Air Pollution Damages The Aging Brain: 46% Higher Risk Of 'Silent Stroke' In Heavy Smog Areas
Air pollution, even at moderate levels, may raise your risk of having a stroke, past studies have shown. Now, a new study suggests air pollution may have other damaging effects, at least for middle-aged and older adults. Long-term exposure to air pollution appears to damage brain structures and impair mental function, the researchers found, in older people without dementia or stroke.
“For this study, we looked at exposure over only one year in a population of people over the age of 60,” Dr. Elissa Wilker of the Cardiovascular Epidemiology Research Unit at Beth Israel Deaconess Medical Center told Medical Daily. While she dares not speculate whether air pollution similarly harms younger people, she and her colleagues are “trying to understand what this means over time,” since “this probably is about longer-term exposures” to air pollution.
The research tracked more than 900 Framingham Heart Study participants — all were at least 60 years old and free of dementia and stroke. The researchers evaluated how far participants lived from major roadways and then used satellite imagery to assess prolonged exposure to ambient fine particulate matter or PM2.5 — particles with a diameter of 2.5 millionth of a meter. Then the researchers examined each participant’s total cerebral brain volume, which is linked to age-associated brain atrophy.
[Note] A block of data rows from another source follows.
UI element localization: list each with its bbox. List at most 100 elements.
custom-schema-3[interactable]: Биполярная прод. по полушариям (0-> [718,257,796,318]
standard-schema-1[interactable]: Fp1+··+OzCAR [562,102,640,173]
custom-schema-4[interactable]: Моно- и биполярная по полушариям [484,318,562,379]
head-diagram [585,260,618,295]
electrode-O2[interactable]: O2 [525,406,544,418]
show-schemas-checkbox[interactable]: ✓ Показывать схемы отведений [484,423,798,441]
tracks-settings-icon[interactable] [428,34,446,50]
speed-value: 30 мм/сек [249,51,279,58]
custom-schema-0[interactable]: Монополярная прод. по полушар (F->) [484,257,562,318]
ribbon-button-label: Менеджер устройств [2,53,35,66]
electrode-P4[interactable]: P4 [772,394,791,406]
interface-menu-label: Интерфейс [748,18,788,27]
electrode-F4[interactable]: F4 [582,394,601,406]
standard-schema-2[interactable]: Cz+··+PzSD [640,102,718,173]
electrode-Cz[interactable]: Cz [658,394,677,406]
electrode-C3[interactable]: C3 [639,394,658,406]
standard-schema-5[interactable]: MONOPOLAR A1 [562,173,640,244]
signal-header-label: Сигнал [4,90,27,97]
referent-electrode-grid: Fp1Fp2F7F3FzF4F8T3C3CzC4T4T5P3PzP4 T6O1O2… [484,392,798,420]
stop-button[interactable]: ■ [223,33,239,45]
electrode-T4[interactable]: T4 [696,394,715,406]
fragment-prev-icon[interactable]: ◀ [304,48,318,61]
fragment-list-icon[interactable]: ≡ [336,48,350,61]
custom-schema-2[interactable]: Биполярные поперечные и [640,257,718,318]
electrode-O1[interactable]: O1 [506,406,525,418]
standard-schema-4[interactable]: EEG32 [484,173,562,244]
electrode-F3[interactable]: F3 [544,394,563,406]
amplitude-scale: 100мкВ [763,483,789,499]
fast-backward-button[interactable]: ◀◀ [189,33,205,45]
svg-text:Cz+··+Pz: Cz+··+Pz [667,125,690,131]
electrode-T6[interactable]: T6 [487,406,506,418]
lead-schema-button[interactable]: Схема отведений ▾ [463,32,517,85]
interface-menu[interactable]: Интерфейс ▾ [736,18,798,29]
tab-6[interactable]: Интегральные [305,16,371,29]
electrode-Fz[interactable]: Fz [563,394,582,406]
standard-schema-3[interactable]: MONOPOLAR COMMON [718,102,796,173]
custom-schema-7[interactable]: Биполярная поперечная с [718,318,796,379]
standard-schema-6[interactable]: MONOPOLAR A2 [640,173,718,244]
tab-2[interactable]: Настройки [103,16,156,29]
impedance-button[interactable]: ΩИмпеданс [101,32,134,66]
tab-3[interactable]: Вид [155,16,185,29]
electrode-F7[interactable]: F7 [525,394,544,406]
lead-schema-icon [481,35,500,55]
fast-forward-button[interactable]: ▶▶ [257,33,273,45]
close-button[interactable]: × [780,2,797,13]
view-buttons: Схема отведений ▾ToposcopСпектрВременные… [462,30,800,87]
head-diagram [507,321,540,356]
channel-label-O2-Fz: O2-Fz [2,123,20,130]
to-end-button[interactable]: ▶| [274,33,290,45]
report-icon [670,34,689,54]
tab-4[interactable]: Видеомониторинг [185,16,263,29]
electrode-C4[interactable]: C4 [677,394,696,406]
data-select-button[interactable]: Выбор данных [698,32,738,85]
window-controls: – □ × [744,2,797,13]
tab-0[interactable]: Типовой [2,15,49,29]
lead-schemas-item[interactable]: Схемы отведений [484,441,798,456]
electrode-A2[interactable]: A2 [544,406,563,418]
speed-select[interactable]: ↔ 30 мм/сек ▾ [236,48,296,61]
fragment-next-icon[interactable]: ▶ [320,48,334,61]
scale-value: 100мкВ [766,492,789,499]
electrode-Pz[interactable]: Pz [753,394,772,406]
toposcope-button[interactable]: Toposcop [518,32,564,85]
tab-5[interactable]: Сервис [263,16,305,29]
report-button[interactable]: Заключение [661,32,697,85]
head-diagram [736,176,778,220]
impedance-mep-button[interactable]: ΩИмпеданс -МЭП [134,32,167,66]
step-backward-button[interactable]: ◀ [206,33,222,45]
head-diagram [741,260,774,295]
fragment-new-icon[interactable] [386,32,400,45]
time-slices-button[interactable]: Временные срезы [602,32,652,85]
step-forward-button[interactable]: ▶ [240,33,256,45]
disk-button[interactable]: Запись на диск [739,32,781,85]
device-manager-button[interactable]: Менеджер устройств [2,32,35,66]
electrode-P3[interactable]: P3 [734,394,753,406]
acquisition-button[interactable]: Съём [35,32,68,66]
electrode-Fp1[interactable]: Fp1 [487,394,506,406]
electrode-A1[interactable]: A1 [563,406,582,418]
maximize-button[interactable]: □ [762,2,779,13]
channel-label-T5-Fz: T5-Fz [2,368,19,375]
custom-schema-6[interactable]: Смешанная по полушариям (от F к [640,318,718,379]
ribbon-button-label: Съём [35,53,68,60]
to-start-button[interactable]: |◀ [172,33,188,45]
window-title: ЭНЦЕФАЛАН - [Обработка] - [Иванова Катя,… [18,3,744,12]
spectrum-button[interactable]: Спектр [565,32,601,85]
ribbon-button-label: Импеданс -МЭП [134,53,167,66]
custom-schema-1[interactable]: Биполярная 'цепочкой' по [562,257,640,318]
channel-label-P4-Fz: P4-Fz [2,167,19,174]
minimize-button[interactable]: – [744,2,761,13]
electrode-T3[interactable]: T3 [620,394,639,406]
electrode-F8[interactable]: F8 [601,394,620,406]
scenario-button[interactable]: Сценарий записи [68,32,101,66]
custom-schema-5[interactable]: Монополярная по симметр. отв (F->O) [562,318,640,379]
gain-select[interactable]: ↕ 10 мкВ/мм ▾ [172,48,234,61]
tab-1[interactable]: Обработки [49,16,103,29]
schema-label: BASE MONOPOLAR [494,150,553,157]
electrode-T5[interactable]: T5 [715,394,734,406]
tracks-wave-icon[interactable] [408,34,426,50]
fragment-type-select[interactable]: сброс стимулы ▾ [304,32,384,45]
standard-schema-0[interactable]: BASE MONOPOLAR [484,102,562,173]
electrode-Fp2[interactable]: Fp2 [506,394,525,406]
Additionally, they looked at participants’ hippocampus, the area of the brain that controls memory, and the volume of their white matter hyperintensity, which scientists use to measure brain pathology. Finally, they scanned for covert brain infarcts, lesions frequently detected on MRIs that have resulted from a blockage in the blood vessels supplying the brain. Commonly seen as the marks of “silent” stroke, these infarcts are associated with the onset of dementia.
Silent Stroke
The study found that the range of PM2.5 commonly observed across metropolitan regions in New England and New York was linked to participants having smaller cerebral brain volume — equivalent to that of someone one year older — and also linked to the likelihood of participants having brain infarcts.
In fact, those living in these more polluted areas had a 46 percent higher risk of silent strokes.
A variety of sources produce PM2.5. Power plants, factories, trucks and automobiles, and the burning of wood all generate this fine level of particulate matter, which can travel deeply into the lungs. In other studies, PM2.5 has been linked to an increased number of hospital admissions for heart attacks and strokes.
“These findings suggest that relatively low urban background levels of particulate air pollution may contribute to the acceleration of atrophic changes and small-vessel disease in older adults,” the authors wrote in the conclusion of the study.
Asked if people should run from their cities, Wilker laughed. “No,” she said, “instead I always say the most important thing is to try to live a healthy life style.” Keep doing your best!